In-App Purchase Validation

This document provides guidelines and instructions for validating In-App Purchases in your app. You have two options for validation: Public Key Check and Remote Check. The public key check verifies the transaction's credentials with a public key, while the remote check involves sending transaction information to remote servers for validation. In both cases, it is required to implement the client-side code within your Android application.

Client-side code

The app sends the purchase receipt to your server, through this method:

  • Using the Android SDK directly (Native Android IAB)
    Follow the instructions to implement the client-side code within your Android application using the Android SDK.
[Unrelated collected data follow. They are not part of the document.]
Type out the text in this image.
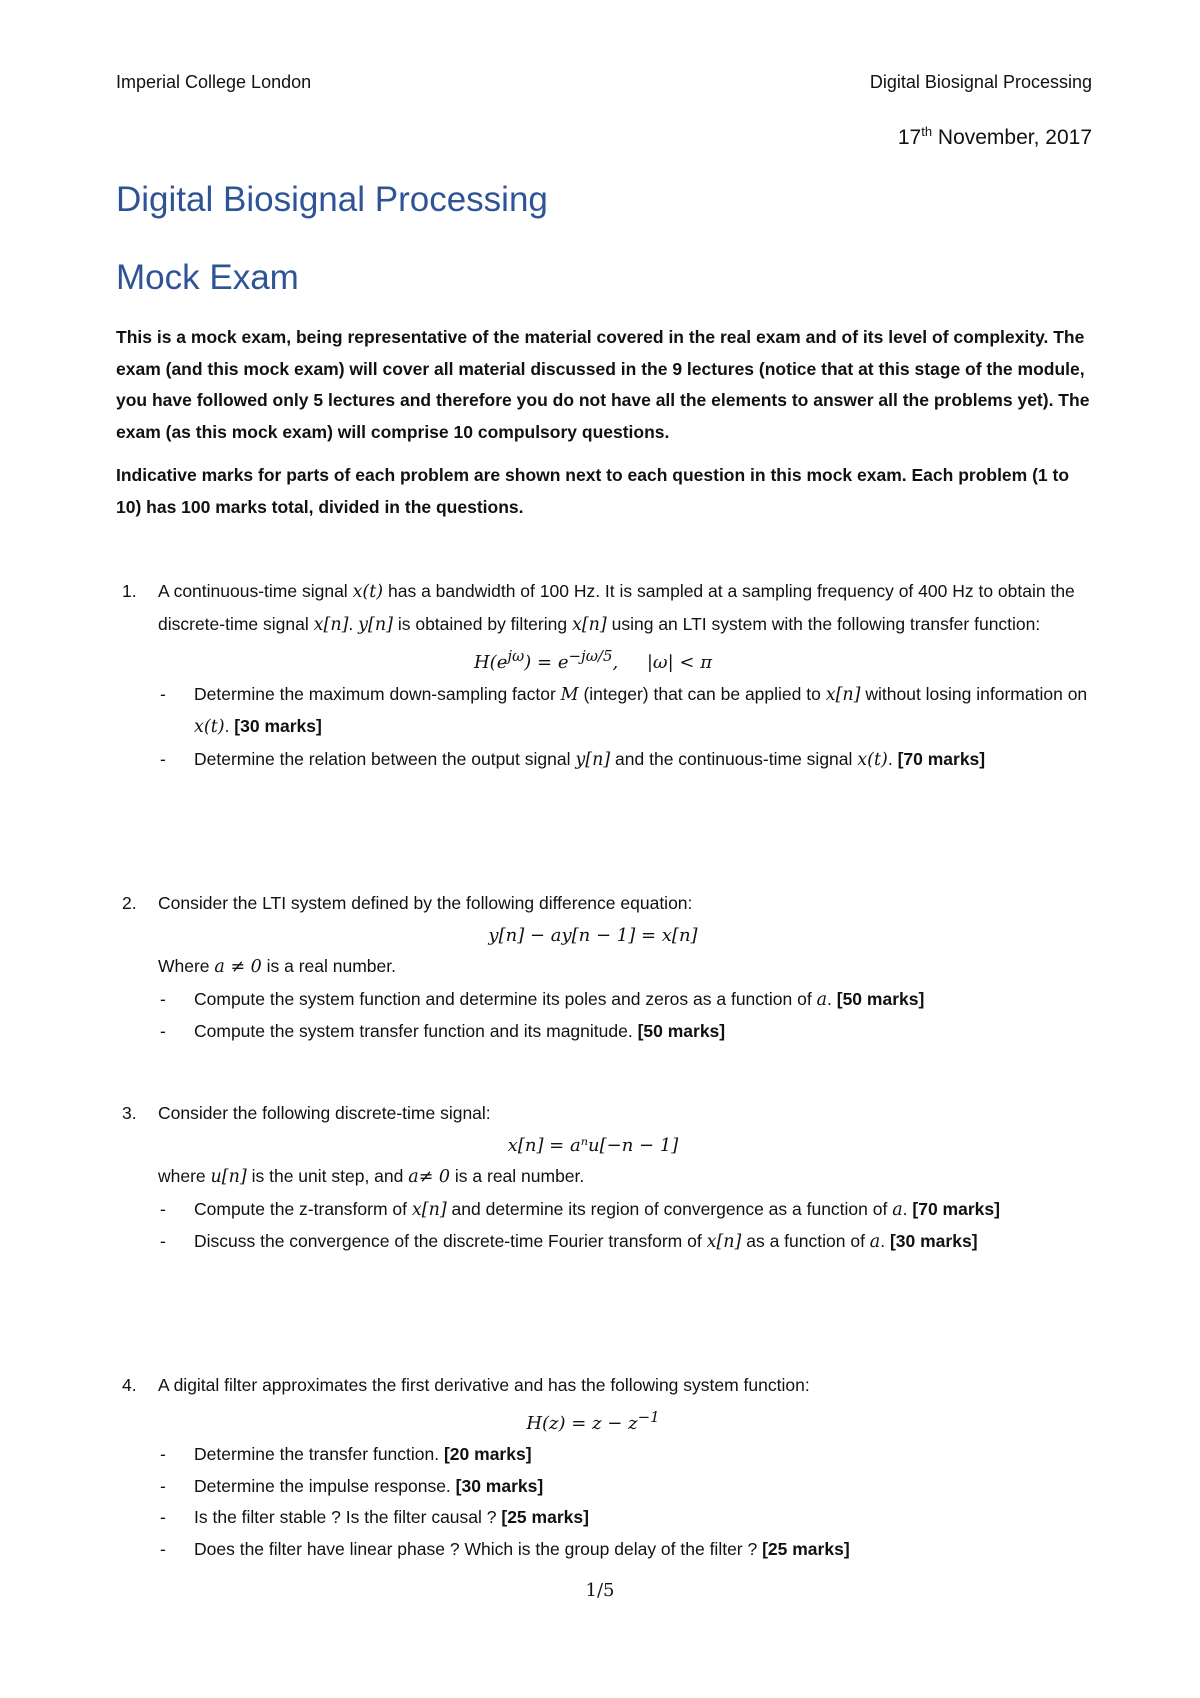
Imperial College London	Digital Biosignal Processing
17th November, 2017
Digital Biosignal Processing
Mock Exam

This is a mock exam, being representative of the material covered in the real exam and of its level of complexity. The exam (and this mock exam) will cover all material discussed in the 9 lectures (notice that at this stage of the module, you have followed only 5 lectures and therefore you do not have all the elements to answer all the problems yet). The exam (as this mock exam) will comprise 10 compulsory questions.

Indicative marks for parts of each problem are shown next to each question in this mock exam. Each problem (1 to 10) has 100 marks total, divided in the questions.

1. A continuous-time signal x(t) has a bandwidth of 100 Hz. It is sampled at a sampling frequency of 400 Hz to obtain the discrete-time signal x[n]. y[n] is obtained by filtering x[n] using an LTI system with the following transfer function:
$H(e^{j\omega}) = e^{-j\omega/5}$,     |ω| < π
- Determine the maximum down-sampling factor M (integer) that can be applied to x[n] without losing information on x(t). [30 marks]
- Determine the relation between the output signal y[n] and the continuous-time signal x(t). [70 marks]
2. Consider the LTI system defined by the following difference equation:
y[n] − ay[n − 1] = x[n]
Where a ≠ 0 is a real number.
- Compute the system function and determine its poles and zeros as a function of a. [50 marks]
- Compute the system transfer function and its magnitude. [50 marks]
3. Consider the following discrete-time signal:
x[n] = aⁿu[−n − 1]
where u[n] is the unit step, and a≠ 0 is a real number.
- Compute the z-transform of x[n] and determine its region of convergence as a function of a. [70 marks]
- Discuss the convergence of the discrete-time Fourier transform of x[n] as a function of a. [30 marks]
4. A digital filter approximates the first derivative and has the following system function:
$H(z) = z - z^{-1}$
- Determine the transfer function. [20 marks]
- Determine the impulse response. [30 marks]
- Is the filter stable ? Is the filter causal ? [25 marks]
- Does the filter have linear phase ? Which is the group delay of the filter ? [25 marks]
1/5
This is what the receipt will look like:

  "Store": "storeName",
  "TransactionID": "anIdWithNumbersAndLetters",
  "Payload": {
    "ItemType": "inapp",
    "ProductId": "full_trajectory",
    "GameOrderId": "anIdWithNumbersAndLetters",
    "OrderQueryToken": "aLargeIdWithNumbersAndLetters",
    "StorePurchaseJsonString": {
      "developerPayload": "unity://unity3d.comcpOrderId=anIdWithNumbersAndLetters&payload=",
      "itemType": "inapp",
      "orderId": "catappult.inapp.purchase.anIdWithNumbersAndLetters",
      "originalJson": {
        "orderId ": "anIdWithNumbersAndLetters",
        "packageName": "",
        "productId ": "yourSKU",
        "purchaseTime": 123456789,
        "purchaseToken": "catappult.inapp.purchase.anIdWithNumbersAndLetters",
        "purchaseState": 0,


Public Key Check

The Public Key Check method can be used to add an extra layer of security by verifying the transaction's credentials within your app. This process uses a unique public key to check the integrity of the purchase. For detailed implementation instructions, please check the documentation provided for the Local Check method.


Remote Check

Your server needs to be able to receive the necessary information from your application and send it to our server for validation. It then processes the response from our server and relays the appropriate result back to your application.